CLP: How were you able to get enough funding?
Mair: We were doing most of the work ourselves. We applied to the Grossmont Hospital Foundation for a grant. When we applied for funding, they said, “We are going to support this because it’s a really neat idea. We think it’s amazing that it’s a mother-daughter team. But we’re telling you now, we don’t think this is going to materialize. It’s going to be so hard to pull off. But we’re going to support you anyway. We’ll give you the money because you deserve the chance.” I think they were absolutely right. It was craziness on our part.
CLP: Were the odds truly against you?
Mair: Absolutely. It was completely unlikely we would succeed. When we started out, Ali and Tammy were so idealistic. I said, “You have to understand, this is like finding a needle in a haystack.” We just got very lucky because we found four antibodies that were meaningful.
CLP: How would an eventual test based on this research work?
Mair: We have a four antibody model: Each patient tests positively or negatively for each marker. Based on how the patient tests on each of the four, you come up with an index. I think that the majority of people would have at least one of the good markers expressed. I think the most important thing would be to detect those who are strongly Hey2 positive. Those cancers in our study that were Hey2 positive had a poor prognosis. It’s going to be a very small number of patients, but those are the patients you want to identify and you want to try to treat immediately, locally, with everything you can. And maybe it’s not worth putting them through the misery of chemotherapy because we know they’re not going to respond. Using this algorithm of the four-antibody test, clinicians can decide whether they want to treat immediately if it’s an aggressive case or if they want to embark on what we call watchful waiting in more favorable cases. Hey2 might be to prostate cancer what HER2/neu is to breast cancer—an indicator of disease aggression. If so, then hopefully down the road someone can manufacture an antibody therapy. Ideally, there would be a monoclonal antibody, which would be a targeted therapy.

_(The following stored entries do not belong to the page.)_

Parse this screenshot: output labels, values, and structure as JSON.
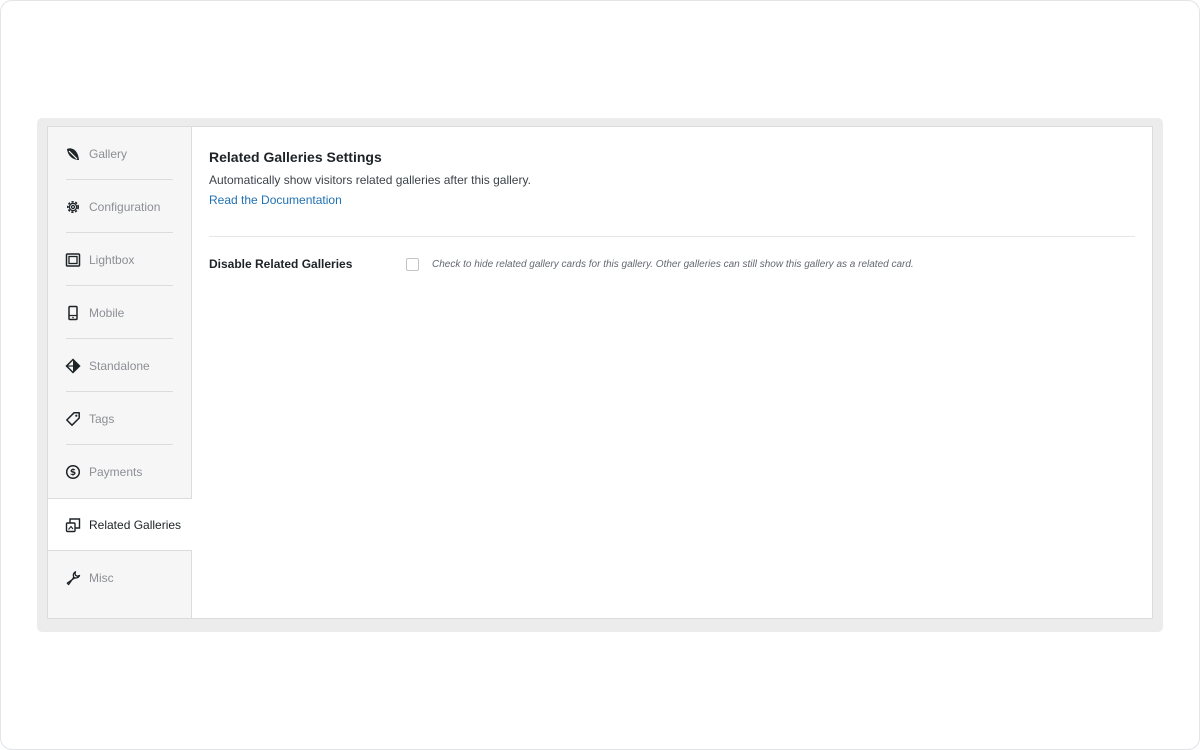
{
  "sidebar": {
    "items": [
      {
        "label": "Gallery",
        "icon": "leaf-icon",
        "active": false
      },
      {
        "label": "Configuration",
        "icon": "gear-icon",
        "active": false
      },
      {
        "label": "Lightbox",
        "icon": "lightbox-icon",
        "active": false
      },
      {
        "label": "Mobile",
        "icon": "mobile-icon",
        "active": false
      },
      {
        "label": "Standalone",
        "icon": "standalone-icon",
        "active": false
      },
      {
        "label": "Tags",
        "icon": "tag-icon",
        "active": false
      },
      {
        "label": "Payments",
        "icon": "dollar-icon",
        "active": false
      },
      {
        "label": "Related Galleries",
        "icon": "related-galleries-icon",
        "active": true
      },
      {
        "label": "Misc",
        "icon": "wrench-icon",
        "active": false
      }
    ]
  },
  "main": {
    "title": "Related Galleries Settings",
    "description": "Automatically show visitors related galleries after this gallery.",
    "doc_link": "Read the Documentation",
    "setting": {
      "label": "Disable Related Galleries",
      "checked": false,
      "help": "Check to hide related gallery cards for this gallery. Other galleries can still show this gallery as a related card."
    }
  },
  "colors": {
    "link": "#2271b1",
    "sidebar_bg": "#f6f6f6",
    "border": "#dcdcde"
  }
}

CLP: What does the future hold?
Tradonsky: Ideally, we’ll be doing a large-scale validation study. We studied 240 cases; we’d need to study thousands of cases. Hopefully after that, we could develop a kit with these four antibodies.

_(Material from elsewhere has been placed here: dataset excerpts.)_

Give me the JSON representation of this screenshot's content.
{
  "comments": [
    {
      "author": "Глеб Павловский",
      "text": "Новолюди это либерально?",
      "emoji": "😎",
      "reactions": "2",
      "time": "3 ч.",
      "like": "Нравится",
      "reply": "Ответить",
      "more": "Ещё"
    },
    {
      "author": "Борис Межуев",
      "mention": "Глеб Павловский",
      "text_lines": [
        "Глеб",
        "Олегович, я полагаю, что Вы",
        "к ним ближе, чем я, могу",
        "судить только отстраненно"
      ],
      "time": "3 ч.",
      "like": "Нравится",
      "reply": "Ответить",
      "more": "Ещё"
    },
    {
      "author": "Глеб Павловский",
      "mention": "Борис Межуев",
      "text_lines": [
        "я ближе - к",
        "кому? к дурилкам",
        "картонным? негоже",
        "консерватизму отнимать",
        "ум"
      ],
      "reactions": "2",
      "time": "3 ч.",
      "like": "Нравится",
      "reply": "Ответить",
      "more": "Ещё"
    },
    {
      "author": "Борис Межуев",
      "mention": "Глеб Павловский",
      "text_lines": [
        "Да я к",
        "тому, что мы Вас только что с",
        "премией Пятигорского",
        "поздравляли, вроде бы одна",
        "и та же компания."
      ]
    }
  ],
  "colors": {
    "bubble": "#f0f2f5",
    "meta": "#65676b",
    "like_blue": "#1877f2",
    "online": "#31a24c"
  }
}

CLP: What does this research mean for people in clinical backgrounds like you, Dr Mair?
Mair: As practicing clinicians, we have a huge advantage, even an obligation, to define and determine what needs to be looked at in research because it’s clinically relevant and significant and needed. A lot of research that takes place and gets funding is so theoretical that it never translates into anything meaningful. I think pathologists look at things differently. Clinicians and pathologists need to look at situations where we fall short in diagnosis or therapy and say, “There is a problem here, an unanswered question—let’s do the research so we can give patients something better.” That is the direction I’d like to see more research take. Oftentimes, the research money doesn’t get channeled into the clinically relevant questions.
Kurt Woock is associate editor for CLP.